You actually looked at a manual first ??!! Ok, you skimmed it but even that would be a first for most of us! Seriously though, thanks for the good review. Yes. most of the portables are real screamers - don't forget your hearing protection, LJ'ers!


----------



## Gordon (May 16, 2009)

Do you find the on/off switch difficult to locate? I am consistently fumbling for the one on mine.

Overall, it's a great saw. Thanks for taking the time to share your review.


----------



## Teaza (Jun 15, 2009)

Gordon - yes the switch is definitely a pain in the butt… however, having spent many years working in machine shops I will probably setup a nice "big red stopper" button and epoxy it onto the saw where it is much easier accessed. The Emergency stop button on a CNC machine I was running saved many a part and plenty of flesh in all those years.

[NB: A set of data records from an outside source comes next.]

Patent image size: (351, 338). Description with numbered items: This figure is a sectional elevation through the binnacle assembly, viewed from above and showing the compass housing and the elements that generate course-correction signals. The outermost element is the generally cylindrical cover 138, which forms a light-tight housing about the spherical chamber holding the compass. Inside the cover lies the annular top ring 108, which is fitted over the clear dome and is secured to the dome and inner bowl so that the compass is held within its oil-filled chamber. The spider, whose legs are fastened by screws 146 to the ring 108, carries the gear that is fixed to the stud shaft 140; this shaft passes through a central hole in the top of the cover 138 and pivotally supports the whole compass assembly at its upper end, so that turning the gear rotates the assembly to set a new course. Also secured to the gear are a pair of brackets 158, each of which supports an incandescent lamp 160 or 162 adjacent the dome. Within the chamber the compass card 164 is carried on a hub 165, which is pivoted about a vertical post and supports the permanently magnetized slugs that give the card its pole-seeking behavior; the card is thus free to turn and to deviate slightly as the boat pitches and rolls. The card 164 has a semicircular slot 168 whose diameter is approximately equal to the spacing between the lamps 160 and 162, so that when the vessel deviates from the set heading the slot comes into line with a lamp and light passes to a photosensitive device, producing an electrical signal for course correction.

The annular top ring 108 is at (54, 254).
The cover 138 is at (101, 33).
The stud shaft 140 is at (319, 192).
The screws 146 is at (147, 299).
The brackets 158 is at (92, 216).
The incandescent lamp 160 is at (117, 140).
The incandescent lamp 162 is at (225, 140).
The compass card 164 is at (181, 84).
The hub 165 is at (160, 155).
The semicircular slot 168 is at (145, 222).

Jim - tbh I read the safety part only and a quick overview of the schematic. I am a bit of a safety freak.


----------



## depictureboy (Jun 5, 2008)

I have the previous version of this saw…I dont like the stand on the new saw it seems to take more space when you have it open…but yes this is a great saw…


----------



## ToddE (Aug 18, 2007)

Teaza,
Ridgid tools are great for many reasons. I have a wide range of tools and I can tell you between Delta professional series and upper level Grizzly, Ridgid is a great solution. I know that there are jets and powermatics, etc., which most hobbyests can't afford. Usually to most guys, Delta Professional and Grizzlys are high end models. But other than Ridgid, who else offers such great warranties on their tools? They have a great online customer service that lets you track your warranties and register your products. They are really great tools. Most of my shop is filled with Ridgid tools. I love their drills and the free batteries. I have Ridgid full size table saw, bandsaw, the bench top sanding station, planers, drills, drill sets, pack kits, circular saws, routers, saw zaws, lights, blah blah blah and they have performed flawlessly! No complaints what so ever. Keep in mind that there are heavier duty tools out there, like our 20" Grizzly planer, 3 hp Delta Shapers and Unisaw cabinet saws, but for most of us, these tools are a great value and a great product to do almost anything we need them to do.
Their cordless equipment is great. Their regular circular saw by far is the most reliable, powerful saw on the market. Their cordless saw is the best cordless saw I have ever used. It has more power, being cordless, than most corded models do. Again, I can't say enough about them. I have used and purchased from every single manufacturer that's out there and I am telling you these tools definitely stack up! Actually, I get frustrated sometimes when they don't put these tools in the head to head competitions in some of the trade magazines. Quality, affordability, durability, man what more could you ask for? P.S. I am not an employee for Ridgid by the way, I just play one on tv.


----------



## Routerisstillmyname (Oct 16, 2008)

If you move both front and back rails to the right as far as the rip fence will allow on the left, you'll have maximum rip capacity.


----------